An MRI report might list a disc herniation, but the report often adds “clinical correlation suggested.” What are the clinical correlations of a herniated disc said to compress the L4, L5 or S1 nerve roots?

The wise physician always demands “clinical correlation” for spinal MRI findings because abnormalities in the discs can be present, yet not relevant (so-called incidental findings). In point of fact, in older people, incidental findings are more likely than not.

Do not succumb to the wrong idea that a patient with symptoms and an MRI abnormality is necessarily experiencing symptoms because of that abnormality. Indeed, symptoms should be attributed to an MRI abnormality if, and only if, they “correlate” with the patient’s presenting symptoms.

One form of correlation is that the patient’s complaints in the extremities, if present, should match the spinal level of the disc abnormality.

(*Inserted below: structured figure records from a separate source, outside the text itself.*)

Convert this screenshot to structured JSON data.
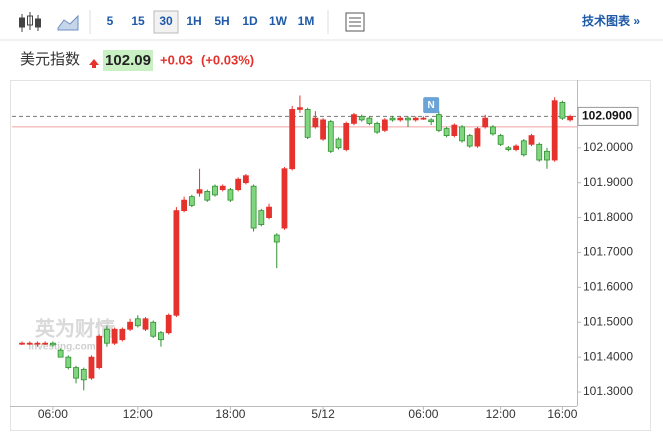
{
  "toolbar": {
    "intervals": [
      "5",
      "15",
      "30",
      "1H",
      "5H",
      "1D",
      "1W",
      "1M"
    ],
    "selected": 2,
    "tech_chart": "技术图表 »"
  },
  "header": {
    "name": "美元指数",
    "price": "102.09",
    "change": "+0.03",
    "change_pct": "(+0.03%)"
  },
  "watermark": {
    "brand": "英为财情",
    "site": "Investing.com"
  },
  "chart_data": {
    "type": "candlestick",
    "categories": [
      null,
      null,
      null,
      null,
      "06:00",
      null,
      null,
      null,
      null,
      null,
      null,
      null,
      null,
      null,
      null,
      "12:00",
      null,
      null,
      null,
      null,
      null,
      null,
      null,
      null,
      null,
      null,
      null,
      "18:00",
      null,
      null,
      null,
      null,
      null,
      null,
      null,
      null,
      null,
      null,
      null,
      "5/12",
      null,
      null,
      null,
      null,
      null,
      null,
      null,
      null,
      null,
      null,
      null,
      null,
      "06:00",
      null,
      null,
      null,
      null,
      null,
      null,
      null,
      null,
      null,
      "12:00",
      null,
      null,
      null,
      null,
      null,
      null,
      null,
      "16:00",
      null
    ],
    "open": [
      101.44,
      101.44,
      101.44,
      101.44,
      101.44,
      101.42,
      101.4,
      101.37,
      101.365,
      101.34,
      101.37,
      101.48,
      101.44,
      101.45,
      101.48,
      101.51,
      101.48,
      101.5,
      101.47,
      101.47,
      101.52,
      101.82,
      101.86,
      101.87,
      101.875,
      101.89,
      101.88,
      101.88,
      101.88,
      101.9,
      101.89,
      101.82,
      101.8,
      101.75,
      101.77,
      101.94,
      102.11,
      102.11,
      102.06,
      102.025,
      102.075,
      102.025,
      101.995,
      102.07,
      102.09,
      102.085,
      102.07,
      102.05,
      102.085,
      102.08,
      102.085,
      102.08,
      102.085,
      102.08,
      102.095,
      102.055,
      102.035,
      102.06,
      102.035,
      102.005,
      102.06,
      102.06,
      102.035,
      102.0,
      101.995,
      102.02,
      102.01,
      102.01,
      101.99,
      101.965,
      102.13,
      102.08
    ],
    "high": [
      101.445,
      101.445,
      101.445,
      101.445,
      101.445,
      101.425,
      101.405,
      101.375,
      101.37,
      101.405,
      101.465,
      101.49,
      101.485,
      101.485,
      101.51,
      101.52,
      101.515,
      101.505,
      101.475,
      101.525,
      101.83,
      101.86,
      101.865,
      101.94,
      101.88,
      101.895,
      101.895,
      101.885,
      101.915,
      101.925,
      101.895,
      101.825,
      101.84,
      101.755,
      101.945,
      102.12,
      102.15,
      102.115,
      102.105,
      102.085,
      102.08,
      102.03,
      102.075,
      102.1,
      102.095,
      102.09,
      102.075,
      102.085,
      102.09,
      102.09,
      102.09,
      102.09,
      102.09,
      102.085,
      102.105,
      102.06,
      102.07,
      102.065,
      102.04,
      102.06,
      102.095,
      102.065,
      102.04,
      102.005,
      102.01,
      102.025,
      102.04,
      102.015,
      102.0,
      102.145,
      102.135,
      102.095
    ],
    "low": [
      101.435,
      101.435,
      101.43,
      101.435,
      101.43,
      101.4,
      101.365,
      101.325,
      101.305,
      101.335,
      101.365,
      101.43,
      101.435,
      101.445,
      101.475,
      101.485,
      101.475,
      101.455,
      101.43,
      101.465,
      101.515,
      101.815,
      101.83,
      101.86,
      101.845,
      101.86,
      101.875,
      101.845,
      101.875,
      101.895,
      101.76,
      101.775,
      101.795,
      101.655,
      101.765,
      101.935,
      102.1,
      102.025,
      102.055,
      102.02,
      101.985,
      101.995,
      101.99,
      102.065,
      102.075,
      102.065,
      102.04,
      102.045,
      102.075,
      102.075,
      102.06,
      102.075,
      102.08,
      102.065,
      102.045,
      102.03,
      102.03,
      102.015,
      102.0,
      102.0,
      102.055,
      102.035,
      102.005,
      101.99,
      101.99,
      101.975,
      102.005,
      101.96,
      101.94,
      101.96,
      102.08,
      102.075
    ],
    "close": [
      101.44,
      101.44,
      101.44,
      101.44,
      101.435,
      101.4,
      101.37,
      101.34,
      101.335,
      101.4,
      101.46,
      101.44,
      101.48,
      101.48,
      101.5,
      101.49,
      101.51,
      101.46,
      101.45,
      101.52,
      101.82,
      101.85,
      101.835,
      101.88,
      101.85,
      101.865,
      101.89,
      101.85,
      101.91,
      101.92,
      101.77,
      101.78,
      101.83,
      101.73,
      101.94,
      102.11,
      102.115,
      102.03,
      102.085,
      102.08,
      101.99,
      102.0,
      102.07,
      102.095,
      102.08,
      102.07,
      102.045,
      102.08,
      102.08,
      102.085,
      102.08,
      102.085,
      102.085,
      102.075,
      102.05,
      102.035,
      102.065,
      102.02,
      102.005,
      102.055,
      102.085,
      102.04,
      102.01,
      101.995,
      102.005,
      101.98,
      102.035,
      101.965,
      101.965,
      102.135,
      102.085,
      102.09
    ],
    "up_color": "#e5322d",
    "down_color": "#7fd67f",
    "down_edge": "#2f8f2f",
    "last_price": {
      "value": 102.09,
      "label": "102.0900"
    },
    "prev_close": 102.06,
    "marker": {
      "label": "N",
      "index": 53
    },
    "ylim": [
      101.26,
      102.18
    ],
    "yticks": [
      {
        "value": 101.3,
        "label": "101.3000"
      },
      {
        "value": 101.4,
        "label": "101.4000"
      },
      {
        "value": 101.5,
        "label": "101.5000"
      },
      {
        "value": 101.6,
        "label": "101.6000"
      },
      {
        "value": 101.7,
        "label": "101.7000"
      },
      {
        "value": 101.8,
        "label": "101.8000"
      },
      {
        "value": 101.9,
        "label": "101.9000"
      },
      {
        "value": 102.0,
        "label": "102.0000"
      }
    ]
  }
}
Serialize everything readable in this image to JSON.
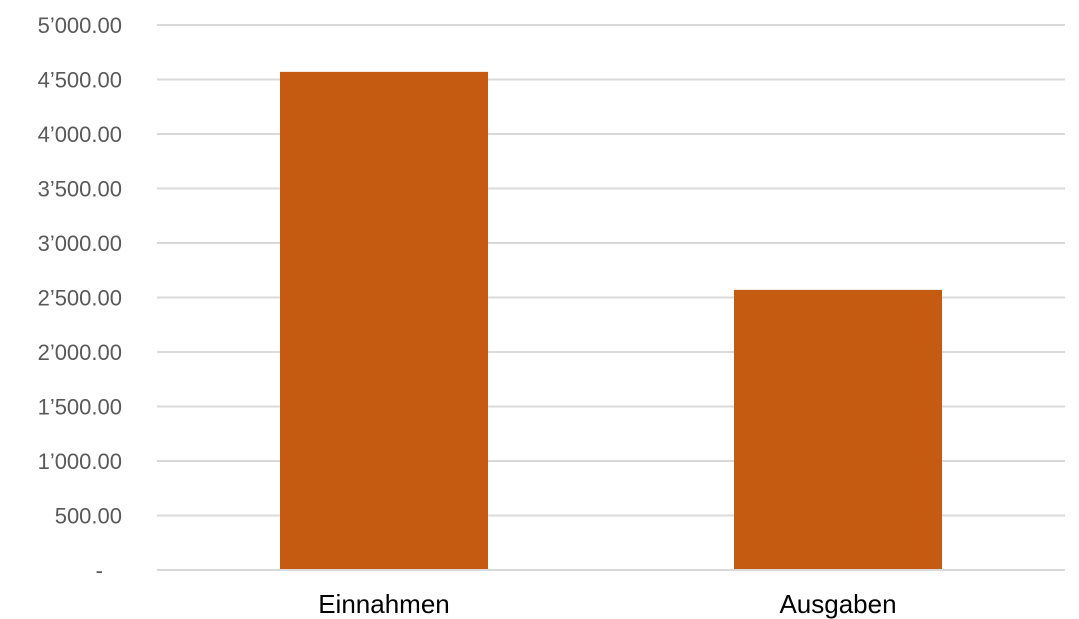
{
  "chart_data": {
    "type": "bar",
    "categories": [
      "Einnahmen",
      "Ausgaben"
    ],
    "values": [
      4570,
      2570
    ],
    "ylim": [
      0,
      5000
    ],
    "ytick_values": [
      0,
      500,
      1000,
      1500,
      2000,
      2500,
      3000,
      3500,
      4000,
      4500,
      5000
    ],
    "ytick_labels": [
      "-",
      "500.00",
      "1’000.00",
      "1’500.00",
      "2’000.00",
      "2’500.00",
      "3’000.00",
      "3’500.00",
      "4’000.00",
      "4’500.00",
      "5’000.00"
    ],
    "grid": true,
    "legend": "none",
    "title": "",
    "xlabel": "",
    "ylabel": "",
    "bar_color": "#c55a11",
    "grid_color": "#d9d9d9"
  }
}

For example, a patient may present with radiating leg painthat is due to a diseased disc compressing a spinal nerve root, a so-called radiculopathy.

Abnormalities of the spinal nerve root produce characteristic patterns of weakness and numbness. About 95% of herniations involve L4/5 or L5/S1 levels and therefore the nerve roots of interest are L4,L5, and S1. Table 1 displays the characteristic findings of abnormalities of the L4, L5, and S1 roots, with Figure 1 illustrating the sensory deficits that can be expected with impingement at these levels.

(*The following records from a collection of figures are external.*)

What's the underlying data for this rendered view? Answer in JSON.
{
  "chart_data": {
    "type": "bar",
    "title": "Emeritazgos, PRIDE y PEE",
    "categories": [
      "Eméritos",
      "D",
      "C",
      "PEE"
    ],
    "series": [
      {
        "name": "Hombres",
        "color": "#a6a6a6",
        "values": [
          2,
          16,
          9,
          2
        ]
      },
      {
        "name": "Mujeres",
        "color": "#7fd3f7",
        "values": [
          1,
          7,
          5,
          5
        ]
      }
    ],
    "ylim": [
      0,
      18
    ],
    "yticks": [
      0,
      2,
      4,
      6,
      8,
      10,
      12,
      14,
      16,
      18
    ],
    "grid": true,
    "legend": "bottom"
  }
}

Table 1: Characteristic findings of herniated discs in the lumbar spine
Figure 1: Dermatomes of the lower extremity (modified from:

The exam findings are correlated to the MRI by noting two facts regarding the described disc herniation: first, the level of the herniation, as denoted by the vertebral bodies above and below; and second, the location of the herniation, denoted as central or lateral. If the disc herniation is lateral, the side affected, left or right, should be noted as well.

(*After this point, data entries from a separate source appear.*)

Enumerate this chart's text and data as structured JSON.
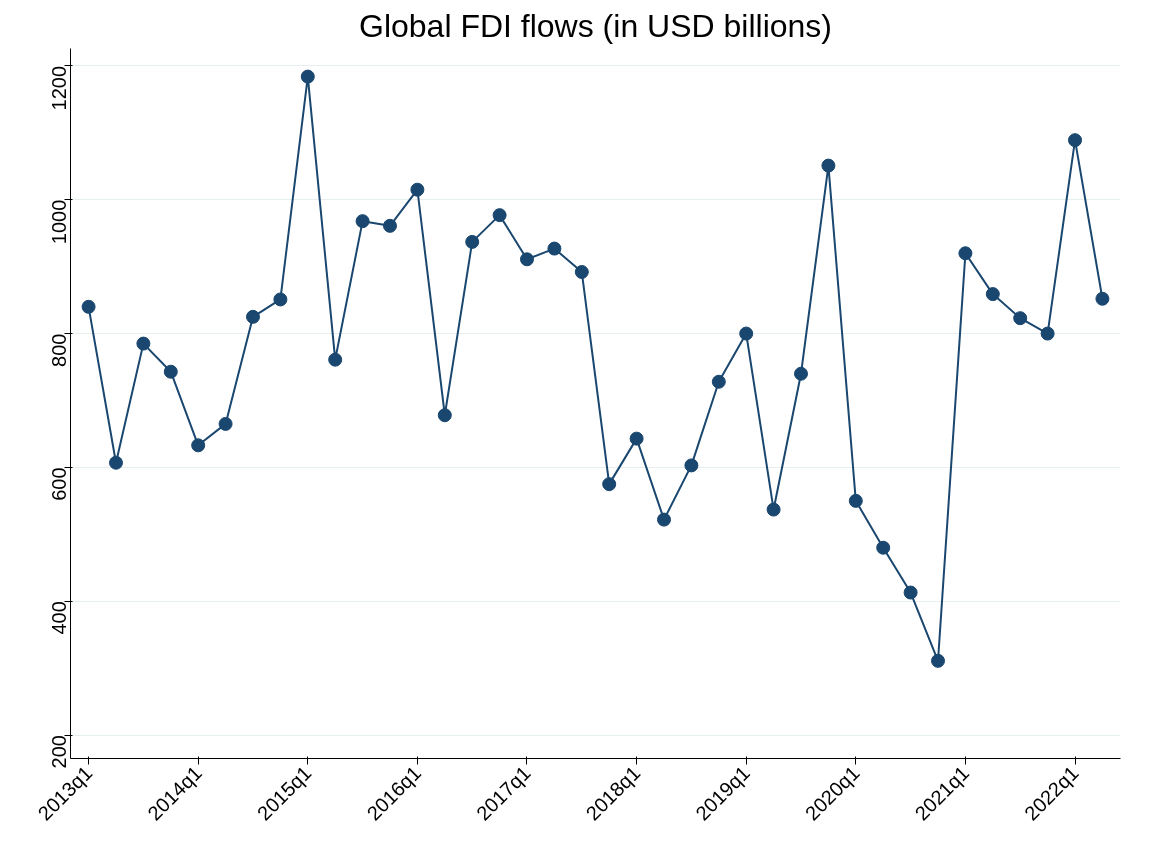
{
  "chart_data": {
    "type": "line",
    "title": "Global FDI flows (in USD billions)",
    "categories": [
      "2013q1",
      null,
      null,
      null,
      "2014q1",
      null,
      null,
      null,
      "2015q1",
      null,
      null,
      null,
      "2016q1",
      null,
      null,
      null,
      "2017q1",
      null,
      null,
      null,
      "2018q1",
      null,
      null,
      null,
      "2019q1",
      null,
      null,
      null,
      "2020q1",
      null,
      null,
      null,
      "2021q1",
      null,
      null,
      null,
      "2022q1",
      null
    ],
    "series": [
      {
        "color": "#1a476f",
        "values": [
          840,
          607,
          785,
          743,
          633,
          665,
          825,
          851,
          1184,
          761,
          968,
          961,
          1015,
          678,
          937,
          977,
          911,
          927,
          892,
          575,
          643,
          522,
          603,
          728,
          800,
          537,
          740,
          1051,
          550,
          480,
          413,
          311,
          920,
          859,
          823,
          800,
          1089,
          852
        ]
      }
    ],
    "ylim": [
      165,
      1226
    ],
    "yticks": [
      200,
      400,
      600,
      800,
      1000,
      1200
    ],
    "grid": "y",
    "marker": "circle",
    "line_style": "solid"
  }
}
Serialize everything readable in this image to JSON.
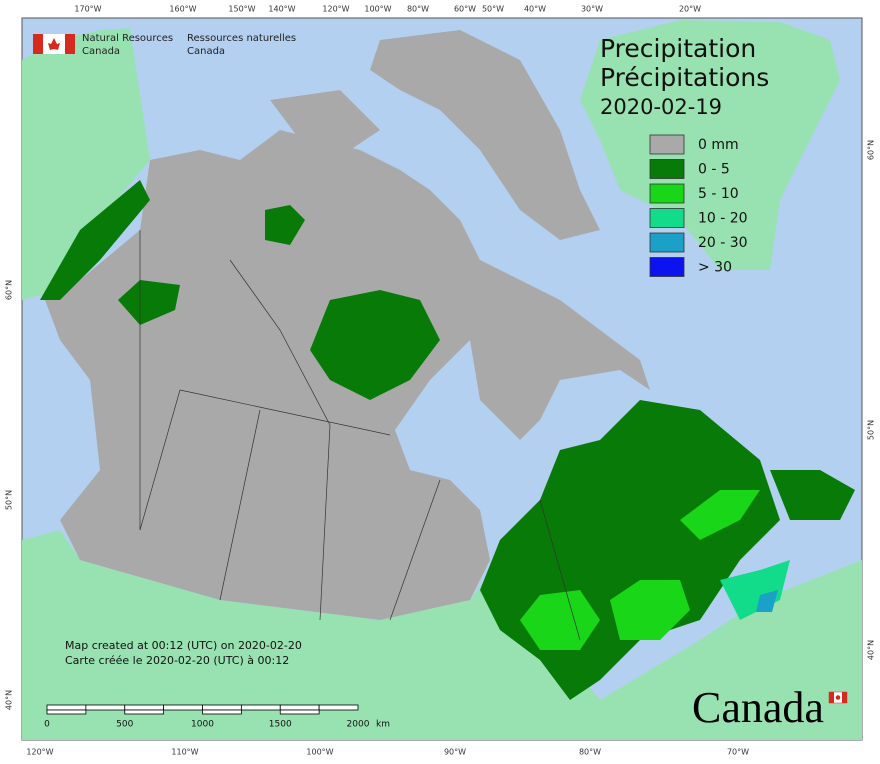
{
  "header": {
    "agency_en": [
      "Natural Resources",
      "Canada"
    ],
    "agency_fr": [
      "Ressources naturelles",
      "Canada"
    ]
  },
  "title": {
    "en": "Precipitation",
    "fr": "Précipitations",
    "date": "2020-02-19"
  },
  "legend": [
    {
      "label": "0 mm",
      "color": "#a9a9a9"
    },
    {
      "label": "0 - 5",
      "color": "#087a08"
    },
    {
      "label": "5 - 10",
      "color": "#19d619"
    },
    {
      "label": "10 - 20",
      "color": "#12dc8a"
    },
    {
      "label": "20 - 30",
      "color": "#1ba0c8"
    },
    {
      "label": "> 30",
      "color": "#0b14f0"
    }
  ],
  "graticule": {
    "top": [
      "170°W",
      "160°W",
      "150°W",
      "140°W",
      "120°W",
      "100°W",
      "80°W",
      "60°W",
      "50°W",
      "40°W",
      "30°W",
      "20°W"
    ],
    "bottom": [
      "120°W",
      "110°W",
      "100°W",
      "90°W",
      "80°W",
      "70°W"
    ],
    "left": [
      "60°N",
      "50°N",
      "40°N"
    ],
    "right": [
      "60°N",
      "50°N",
      "40°N"
    ]
  },
  "footer": {
    "created_en": "Map created at 00:12 (UTC) on 2020-02-20",
    "created_fr": "Carte créée le 2020-02-20 (UTC) à 00:12"
  },
  "scale": {
    "ticks": [
      "0",
      "500",
      "1000",
      "1500",
      "2000"
    ],
    "unit": "km"
  },
  "wordmark": "Canada"
}
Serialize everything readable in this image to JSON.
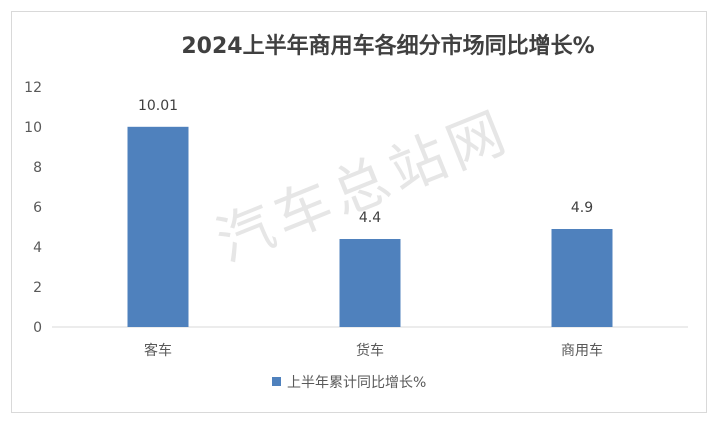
{
  "watermark": "汽车总站网",
  "chart_data": {
    "type": "bar",
    "title": "2024上半年商用车各细分市场同比增长%",
    "categories": [
      "客车",
      "货车",
      "商用车"
    ],
    "series": [
      {
        "name": "上半年累计同比增长%",
        "values": [
          10.01,
          4.4,
          4.9
        ],
        "labels": [
          "10.01",
          "4.4",
          "4.9"
        ]
      }
    ],
    "ylim": [
      0,
      12
    ],
    "yticks": [
      0,
      2,
      4,
      6,
      8,
      10,
      12
    ],
    "grid": false,
    "legend": "bottom",
    "colors": {
      "bar": "#4f81bd"
    }
  }
}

(Simplification alert: technically, a “central” herniation is rare; what is called “central” here is more accurately called “para-central.”)

To briefly review anatomy, the spinal cord terminates at roughly L2. In the canal distal to this termination, the nerve roots continue, before exiting through their neural foramen.

In the lumbar spine (as contrasted with the cervical region), the numbering system is that the Lx nerve root exits between Lx and Lx+1. That is, a given lumbar root exits under that numbered pedicle. For example, L4 exits between L4 and L5 (see Figure 2).

At the level of the L4/5 disc, the L4 nerve roots are lateral, on their journey out of the right and left foramina. At this level, however, the L5 roots are still pretty central, having not yet taken their steps right and left to their respective foramina.

Thus, it should be pretty clear: at the level of L4/5, a central herniation will compress L5, whereas a far lateral herniation will compress L4, as shown in Figure 2.

Figure 2: The L4 and L5 vertebral bodies are shown in black, with the pedicles outlined in pink/yellow. The L4/5 disc is, of course, between the two bodies. Note that a given lumbar root exits under that numbered pedicle; L4 under L4 in this instance. As shown, the L4 root is already lateral at the level of the disc and thus will be compressed by only a far lateral/foraminal herniation.

One additional form of necessary correlation is laterality: the patient’s finding in the extremities must match the side of the disc abnormality. For example, a compression of the left L4 nerve root does not (perhaps needless to say) correlate with right-sided medial knee symptoms.

It is possible that a very large central disc herniation (or other mass) can compress multiple nerve roots within the central canal and produce a so-called cauda equina syndrome. This can present as more diffuse extremity signs and symptoms as well as bowel/bladder dysfunction. This is a medical emergency. See other question for additional information on cauda equina syndrome.

Additional Points to Consider

  • Osteophytes can also put pressure on the nerve roots. Thus, extremity pain can be present from degenerative spondylosis too.
  • The symptoms of radiculopathy might also be designated as a “wign” see other question for additional information on wigns), and needless to say, strength testing is affected by effort, and thus is not strictly objective either.
  • The straight leg raise test is an exam maneuver that places tension on the nerve roots to help diagnose compression. The patient lies prone and the leg is passively raised by the examiner flexing the patient's hip, with the patient's knee maintained in full extension and the opposite leg is kept flat on the table in extension. A positive test result is the reproduction of radiating leg symptoms when the leg is raised. Note that one exception to the "laterality rule" above is that a straight leg raise test of the asymptomatic lower extremity can reproduce the symptoms in the symptomatic extremity when there is a lumbar disk herniation. This is known as a positive "contralateral straight leg raise test" and is considered a highly specific finding.